The Minister of Finance Arkhom Termpittayapaisith today announced the government may not be able to reach a conclusion on the extension of the 50:50 co-pay campaign in time for the current 31st March campaign end date, as evaluations are needed to better improve the campaign.

Originally introduced last year, the 50:50 campaign is a financial aid campaign for people impacted by the COVID-19 pandemic, in which the government subsidizes up to half the price of purchases at participating stores, with a daily cap on the subsidy amount of 150 baht, and a 3,500 baht per person subsidy limit over the entire campaign.

The campaign has already been extended once, with the current end date set for 31st March.

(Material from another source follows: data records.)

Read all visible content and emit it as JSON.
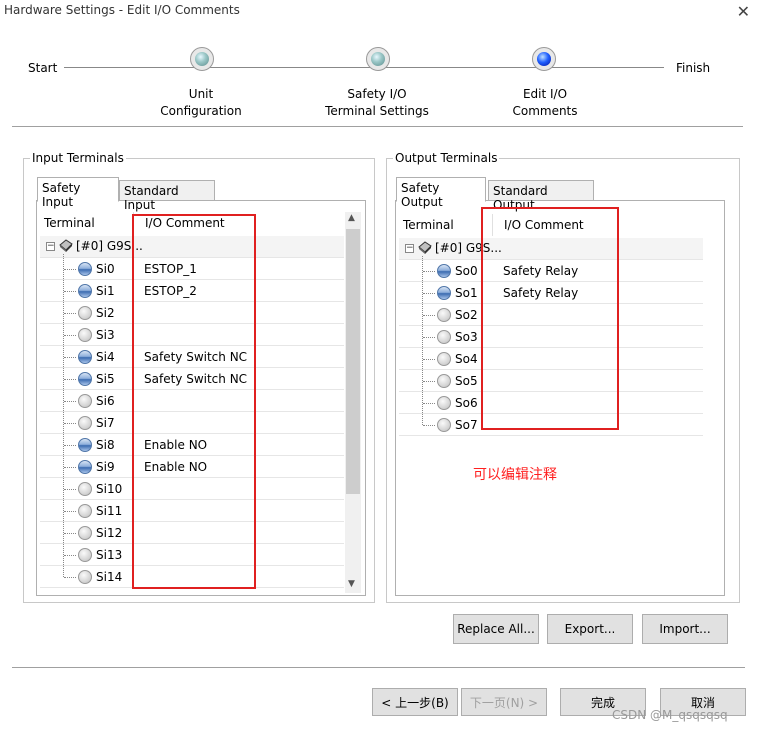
{
  "window": {
    "title": "Hardware Settings - Edit I/O Comments",
    "close_glyph": "✕"
  },
  "wizard": {
    "start": "Start",
    "finish": "Finish",
    "steps": [
      {
        "line1": "Unit",
        "line2": "Configuration"
      },
      {
        "line1": "Safety I/O",
        "line2": "Terminal Settings"
      },
      {
        "line1": "Edit I/O",
        "line2": "Comments"
      }
    ]
  },
  "input": {
    "group_title": "Input Terminals",
    "tabs": [
      "Safety Input",
      "Standard Input"
    ],
    "col_terminal": "Terminal",
    "col_comment": "I/O Comment",
    "root": "[#0] G9S...",
    "rows": [
      {
        "name": "Si0",
        "comment": "ESTOP_1",
        "assigned": true
      },
      {
        "name": "Si1",
        "comment": "ESTOP_2",
        "assigned": true
      },
      {
        "name": "Si2",
        "comment": "",
        "assigned": false
      },
      {
        "name": "Si3",
        "comment": "",
        "assigned": false
      },
      {
        "name": "Si4",
        "comment": "Safety Switch NC",
        "assigned": true
      },
      {
        "name": "Si5",
        "comment": "Safety Switch NC",
        "assigned": true
      },
      {
        "name": "Si6",
        "comment": "",
        "assigned": false
      },
      {
        "name": "Si7",
        "comment": "",
        "assigned": false
      },
      {
        "name": "Si8",
        "comment": "Enable NO",
        "assigned": true
      },
      {
        "name": "Si9",
        "comment": "Enable NO",
        "assigned": true
      },
      {
        "name": "Si10",
        "comment": "",
        "assigned": false
      },
      {
        "name": "Si11",
        "comment": "",
        "assigned": false
      },
      {
        "name": "Si12",
        "comment": "",
        "assigned": false
      },
      {
        "name": "Si13",
        "comment": "",
        "assigned": false
      },
      {
        "name": "Si14",
        "comment": "",
        "assigned": false
      }
    ],
    "scroll_up": "▲",
    "scroll_down": "▼"
  },
  "output": {
    "group_title": "Output Terminals",
    "tabs": [
      "Safety Output",
      "Standard Output"
    ],
    "col_terminal": "Terminal",
    "col_comment": "I/O Comment",
    "root": "[#0] G9S...",
    "rows": [
      {
        "name": "So0",
        "comment": "Safety Relay",
        "assigned": true
      },
      {
        "name": "So1",
        "comment": "Safety Relay",
        "assigned": true
      },
      {
        "name": "So2",
        "comment": "",
        "assigned": false
      },
      {
        "name": "So3",
        "comment": "",
        "assigned": false
      },
      {
        "name": "So4",
        "comment": "",
        "assigned": false
      },
      {
        "name": "So5",
        "comment": "",
        "assigned": false
      },
      {
        "name": "So6",
        "comment": "",
        "assigned": false
      },
      {
        "name": "So7",
        "comment": "",
        "assigned": false
      }
    ]
  },
  "annotation": "可以编辑注释",
  "buttons": {
    "replace_all": "Replace All...",
    "export": "Export...",
    "import": "Import...",
    "back": "< 上一步(B)",
    "next": "下一页(N) >",
    "finish": "完成",
    "cancel": "取消"
  },
  "watermark": "CSDN @M_qsqsqsq",
  "colors": {
    "highlight_box": "#e02020",
    "annotation_text": "#ff2020",
    "current_step": "#2060ff"
  }
}
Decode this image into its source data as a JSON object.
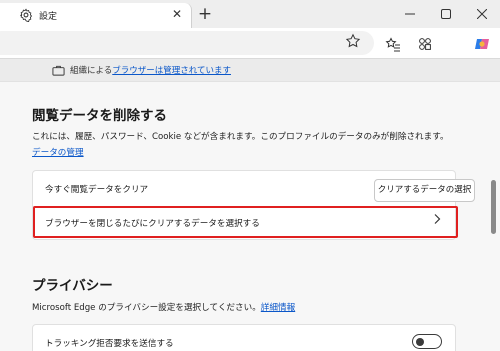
{
  "tab": {
    "title": "設定",
    "favicon": "gear-icon"
  },
  "window": {
    "minimize": "minimize-icon",
    "maximize": "maximize-icon",
    "close": "close-icon"
  },
  "toolbar": {
    "favorite": "star-icon",
    "favorites": "favorites-icon",
    "extensions": "extensions-icon",
    "copilot": "copilot-icon"
  },
  "managed": {
    "prefix": "組織による",
    "link": "ブラウザーは管理されています"
  },
  "clear_section": {
    "title": "閲覧データを削除する",
    "desc": "これには、履歴、パスワード、Cookie などが含まれます。このプロファイルのデータのみが削除されます。",
    "desc_link": "データの管理",
    "row_now_label": "今すぐ閲覧データをクリア",
    "row_now_button": "クリアするデータの選択",
    "row_close_label": "ブラウザーを閉じるたびにクリアするデータを選択する"
  },
  "privacy": {
    "title": "プライバシー",
    "desc": "Microsoft Edge のプライバシー設定を選択してください。",
    "desc_link": "詳細情報",
    "dnt_label": "トラッキング拒否要求を送信する",
    "dnt_enabled": false
  },
  "colors": {
    "accent_link": "#0b57c9",
    "highlight_border": "#e02020"
  }
}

The Finance Minister said that payout campaigns for the general public are still valid in this period, allowing time for the 50:50 campaign to be assessed, and to address reports of fraud at some participating stores.

The Fiscal Police Office Director General and the Ministry of Finance Spokesperson Kulaya Tantitemit, said today that a bigger quota could be offered in Phase 3 of the 50:50 campaign beyond the 15 million people enrolled in the first two phases, while existing participants will need to confirm their identity if they want to participate in Phase 3, without the need to fill out the registration form.

Mrs Kulaya said the campaign will still be funded by emergency loan credit allocated for pandemic compensation, which still has about 200 billion baht available as of today.